Por Wilton Acosta – Analista em Teologia e Geopolítica Cristã
Artigo de Opinião – 28 de fevereiro de 2026
As últimas horas mudaram o tom do noticiário internacional. O Oriente Médio voltou ao centro das atenções após uma série de ataques militares que envolveram Estados Unidos, Israel e o Irã, inaugurando um novo momento de instabilidade e preocupação global.
Relatos divulgados por diferentes agências de notícias indicam que, entre os alvos atingidos, estavam centros de comando e figuras de alto escalão do regime iraniano. A eliminação de autoridades militares representa um salto qualitativo no conflito, pois ultrapassa o campo simbólico e atinge diretamente a estrutura de poder do Estado iraniano. Esse tipo de ação sinaliza que o confronto não se limita mais a ataques indiretos ou operações de dissuasão, mas assume contornos de guerra declarada, ainda que sem pronunciamento formal.
A resposta do Irã veio por meio do lançamento de mísseis e drones contra posições associadas a Israel e bases americanas na região. Um desses projéteis foi interceptado sobre os Emirados Árabes Unidos, e seus estilhaços atingiram área urbana, causando morte e feridos. O fato é significativo por dois motivos: primeiro, porque leva o conflito para além do eixo Israel-Irã; segundo, porque insere diretamente países do Golfo na dinâmica da guerra, mesmo que não sejam protagonistas diretos do confronto.
As consequências imediatas desses acontecimentos incluem o fechamento de espaços aéreos, o aumento do estado de alerta em várias nações e a elevação do risco econômico global, sobretudo pela ameaça às rotas de petróleo que passam pelo Estreito de Ormuz. Politicamente, o mundo volta a se dividir em blocos: de um lado, uma coalizão formada por Estados Unidos, Israel e aliados regionais; do outro, o eixo liderado pelo Irã e seus grupos aliados. A instabilidade se amplia e o temor de uma guerra regional de grandes proporções passa a ser uma preocupação real.

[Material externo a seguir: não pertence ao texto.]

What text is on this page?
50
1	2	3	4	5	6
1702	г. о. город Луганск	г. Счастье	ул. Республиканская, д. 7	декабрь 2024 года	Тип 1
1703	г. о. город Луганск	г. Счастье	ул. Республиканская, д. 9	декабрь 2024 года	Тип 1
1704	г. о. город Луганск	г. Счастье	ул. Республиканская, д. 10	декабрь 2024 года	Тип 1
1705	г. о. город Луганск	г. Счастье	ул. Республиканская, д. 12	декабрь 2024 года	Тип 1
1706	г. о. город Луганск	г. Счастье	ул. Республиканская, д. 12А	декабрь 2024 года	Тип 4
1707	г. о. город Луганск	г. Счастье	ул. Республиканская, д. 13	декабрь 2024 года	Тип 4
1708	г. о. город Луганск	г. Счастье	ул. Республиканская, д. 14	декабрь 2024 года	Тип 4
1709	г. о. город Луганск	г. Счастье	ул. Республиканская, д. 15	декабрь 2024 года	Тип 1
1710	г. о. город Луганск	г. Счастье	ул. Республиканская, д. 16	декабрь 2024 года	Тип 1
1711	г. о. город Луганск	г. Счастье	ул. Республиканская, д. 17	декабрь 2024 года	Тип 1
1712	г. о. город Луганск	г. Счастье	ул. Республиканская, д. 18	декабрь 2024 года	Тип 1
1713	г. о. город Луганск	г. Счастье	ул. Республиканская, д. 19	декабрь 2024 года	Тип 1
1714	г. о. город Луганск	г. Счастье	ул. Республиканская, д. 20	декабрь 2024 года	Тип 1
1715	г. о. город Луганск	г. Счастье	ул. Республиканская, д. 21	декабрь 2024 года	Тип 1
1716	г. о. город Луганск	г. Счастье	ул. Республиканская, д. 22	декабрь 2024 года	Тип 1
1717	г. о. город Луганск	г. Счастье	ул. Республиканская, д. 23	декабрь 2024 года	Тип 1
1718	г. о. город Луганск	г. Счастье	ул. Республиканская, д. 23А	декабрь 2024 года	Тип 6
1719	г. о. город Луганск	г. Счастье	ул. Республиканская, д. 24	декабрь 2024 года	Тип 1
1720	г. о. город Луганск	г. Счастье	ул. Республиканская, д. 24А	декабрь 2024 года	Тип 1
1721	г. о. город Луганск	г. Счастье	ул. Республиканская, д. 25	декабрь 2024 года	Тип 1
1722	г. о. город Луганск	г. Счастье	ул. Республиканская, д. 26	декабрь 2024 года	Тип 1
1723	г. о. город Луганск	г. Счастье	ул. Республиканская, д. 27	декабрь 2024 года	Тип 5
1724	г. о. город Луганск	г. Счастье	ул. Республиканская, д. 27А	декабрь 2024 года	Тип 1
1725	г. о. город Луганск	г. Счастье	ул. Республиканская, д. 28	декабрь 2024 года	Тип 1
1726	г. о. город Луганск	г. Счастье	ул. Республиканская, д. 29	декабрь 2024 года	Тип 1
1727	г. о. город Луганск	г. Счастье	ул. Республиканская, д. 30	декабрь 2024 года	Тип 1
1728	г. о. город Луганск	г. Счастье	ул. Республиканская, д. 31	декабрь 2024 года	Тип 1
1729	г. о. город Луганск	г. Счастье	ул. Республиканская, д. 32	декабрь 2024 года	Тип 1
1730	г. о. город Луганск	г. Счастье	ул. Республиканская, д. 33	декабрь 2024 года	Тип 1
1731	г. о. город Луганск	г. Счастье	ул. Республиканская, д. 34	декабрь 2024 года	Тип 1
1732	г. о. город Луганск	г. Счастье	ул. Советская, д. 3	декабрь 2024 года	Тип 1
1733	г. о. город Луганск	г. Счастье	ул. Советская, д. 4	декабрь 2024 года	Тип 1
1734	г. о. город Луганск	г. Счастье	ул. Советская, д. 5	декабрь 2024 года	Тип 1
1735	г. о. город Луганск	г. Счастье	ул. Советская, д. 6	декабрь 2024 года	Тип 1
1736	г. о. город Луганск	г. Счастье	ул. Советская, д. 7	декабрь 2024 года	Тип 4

Diante desse cenário, é natural que muitos cristãos se perguntem se esses acontecimentos possuem relação com as profecias bíblicas sobre os últimos tempos. Textos como Ezequiel 38 e 39, que mencionam a antiga Pérsia em um contexto de conflito contra Israel, voltam ao centro das reflexões escatológicas. No entanto, é preciso afirmar com responsabilidade: a Bíblia não foi escrita para gerar pânico, mas para fortalecer a esperança e a fé do povo de Deus.
A escatologia bíblica não ensina que os cristãos devem viver dominados pelo medo, mas pela confiança. Guerras, crises e rumores de conflitos fazem parte da história humana e foram anunciados por Jesus como características de um mundo marcado pelo pecado e pela rebelião. Contudo, o mesmo Cristo que falou sobre essas dores também declarou que Ele é o Senhor da história, aquele a quem foi dado todo poder no céu e na terra.
Portanto, interpretar os acontecimentos atuais como sinais dos tempos não deve conduzir ao desespero, mas à vigilância espiritual. O cristão não é chamado a se tornar um espectador apavorado das manchetes internacionais, mas um intercessor consciente do momento histórico em que vive. A resposta bíblica aos conflitos não é o sensacionalismo, mas a oração; não é o pânico, mas a confiança; não é a paralisia, mas a esperança.
A fé cristã afirma que nada foge ao controle de Jesus Cristo. Nenhum míssil lançado, nenhuma autoridade derrubada e nenhum império em conflito está fora do alcance da soberania divina. A história não caminha ao acaso; ela caminha para o cumprimento do propósito de Deus. Mesmo em meio ao caos das nações, permanece firme a promessa de que o Reino de Deus não pode ser abalado.
Diante dos acontecimentos dos últimos dias, a pergunta central não é se estamos mais próximos do fim, mas se estamos mais próximos de Deus. O momento exige uma Igreja que ore pela paz, que clame por misericórdia e que anuncie ao mundo que há um governo acima dos governos humanos: o governo de Cristo, Senhor absoluto de tudo e de todos.
Que, em vez do medo, prevaleça a fé. Em vez da ansiedade, a oração. Em vez do desespero, a esperança. Pois, ainda que as nações se agitem, Jesus continua reinando.